Some six million Americans have Alzheimer’s disease or Alzherimer’s-related dementias, and about 1.5 million of them are at a stage similar to the seniors drugmaker Biogen enrolled in its aducanumab (brand name Aduhlem) trials.
Despite the drug being tested only on patients with mild cognitive loss and those not at risk of brain bleeds, the FDA agreed to make it accessible to all Alzheimer’s patients. Questions about clinical trials and the agency’s approval process have led some to quit their roles as agency advisors. In addition, even Alzheimer’s patient advocates have criticized the price at which treatment would come.
“Medicare now has an enormous problem if they decide to cover it,” Powell said during a call with LeadingAge members last week. “If they decide that they do think this drug could help people who are like those in the study, they’re going to have to cover it in such a way that it’s not available to absolutely everyone because the drug is extremely expensive.”
CMS is reviewing the FDA’s decision and “will have more information soon,” an agency spokesperson told McKnight’s Long-Term Care News on Friday.
Biogen has said it would charge $56,000 annually for the treatment, a cost that other experts have said could “blow up” Medicare. Powell noted Biogen’s costs would be in addition to neurologist visits, tests to determine eligibility, and the use of clinical staff and specialized facilities needed to infuse the drug over an hour-long session once every four weeks.
She said getting the drug into patients will run about $100,000 per patient, per year, pushing total U.S. costs higher than estimates that have ranged to $100 billion annually.
“It would (require lawmakers to) double Medicare’s appropriation, and you know what? The only thing that I can say for certain today is that we are not about to double the appropriation for Medicare,” said Powel.

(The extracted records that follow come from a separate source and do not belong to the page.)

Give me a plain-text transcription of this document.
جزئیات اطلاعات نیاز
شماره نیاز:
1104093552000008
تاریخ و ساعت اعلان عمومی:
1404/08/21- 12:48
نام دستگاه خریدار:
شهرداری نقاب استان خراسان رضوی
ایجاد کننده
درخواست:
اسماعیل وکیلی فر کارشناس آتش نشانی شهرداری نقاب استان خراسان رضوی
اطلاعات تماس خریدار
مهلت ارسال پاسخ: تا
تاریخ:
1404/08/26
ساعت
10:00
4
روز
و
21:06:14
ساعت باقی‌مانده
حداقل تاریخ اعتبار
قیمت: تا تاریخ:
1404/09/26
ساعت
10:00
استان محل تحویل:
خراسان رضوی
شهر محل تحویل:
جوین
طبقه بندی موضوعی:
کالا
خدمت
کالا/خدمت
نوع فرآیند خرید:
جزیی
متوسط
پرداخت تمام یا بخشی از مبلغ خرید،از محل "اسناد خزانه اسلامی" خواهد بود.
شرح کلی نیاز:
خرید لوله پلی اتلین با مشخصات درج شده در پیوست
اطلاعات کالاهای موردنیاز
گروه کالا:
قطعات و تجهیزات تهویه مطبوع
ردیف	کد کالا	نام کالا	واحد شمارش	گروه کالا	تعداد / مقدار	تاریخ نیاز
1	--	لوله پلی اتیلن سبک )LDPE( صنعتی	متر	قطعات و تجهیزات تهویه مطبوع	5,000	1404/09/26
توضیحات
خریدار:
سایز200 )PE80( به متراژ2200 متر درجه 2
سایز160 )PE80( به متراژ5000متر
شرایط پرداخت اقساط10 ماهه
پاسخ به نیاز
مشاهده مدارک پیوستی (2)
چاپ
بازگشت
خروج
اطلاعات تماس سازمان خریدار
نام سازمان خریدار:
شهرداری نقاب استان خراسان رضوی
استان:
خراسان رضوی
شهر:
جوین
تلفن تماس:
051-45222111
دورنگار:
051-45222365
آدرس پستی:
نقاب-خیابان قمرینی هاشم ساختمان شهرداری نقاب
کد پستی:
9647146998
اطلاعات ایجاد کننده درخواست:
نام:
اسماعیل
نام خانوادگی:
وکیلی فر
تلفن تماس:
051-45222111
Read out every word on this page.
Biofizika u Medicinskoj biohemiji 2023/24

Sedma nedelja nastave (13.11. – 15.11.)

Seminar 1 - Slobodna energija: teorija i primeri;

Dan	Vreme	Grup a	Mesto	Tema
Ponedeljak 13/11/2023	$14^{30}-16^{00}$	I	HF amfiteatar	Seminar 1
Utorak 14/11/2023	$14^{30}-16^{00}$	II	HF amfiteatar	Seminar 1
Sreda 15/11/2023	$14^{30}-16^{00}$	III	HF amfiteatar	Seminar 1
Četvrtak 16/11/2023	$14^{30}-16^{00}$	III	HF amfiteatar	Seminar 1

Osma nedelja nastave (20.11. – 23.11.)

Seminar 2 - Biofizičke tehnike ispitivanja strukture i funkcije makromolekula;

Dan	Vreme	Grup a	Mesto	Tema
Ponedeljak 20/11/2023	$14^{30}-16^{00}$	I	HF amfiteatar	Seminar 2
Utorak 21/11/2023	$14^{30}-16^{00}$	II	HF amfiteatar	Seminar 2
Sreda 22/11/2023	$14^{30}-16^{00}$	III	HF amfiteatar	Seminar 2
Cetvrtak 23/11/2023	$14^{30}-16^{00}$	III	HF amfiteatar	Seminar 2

Powell noted that Medicare could protect its solvency by restricting beneficiaries’ access to the drug.
“They can’t get around this unless they are willing to set limits that FDA did not or unless they’re willing to say, ‘We’re very sorry, FDA, you may like it, but we don’t,’” she said.
The Centers for Medicare & Medicaid Services set precedence for such a denial by denying coverage of certain PET scans, which are needed to check the brain for the presence of amyloid plaques. Powell said amyloids aren’t found in all dementia cases, and they are sometimes found in the brains of non-cognitively impaired patients.
A relative shortage of PET scanners should all Alzheimer’s patients demand access means some patients would need more invasive, painful ways to check for eligibility.
“They’re going to have to do something like a spinal tap, and that’s not inexpensive either,” Powell said. “And it’s a not-pleasant procedure for the older person who might be just the one who’s going to want to benefit from this drug.”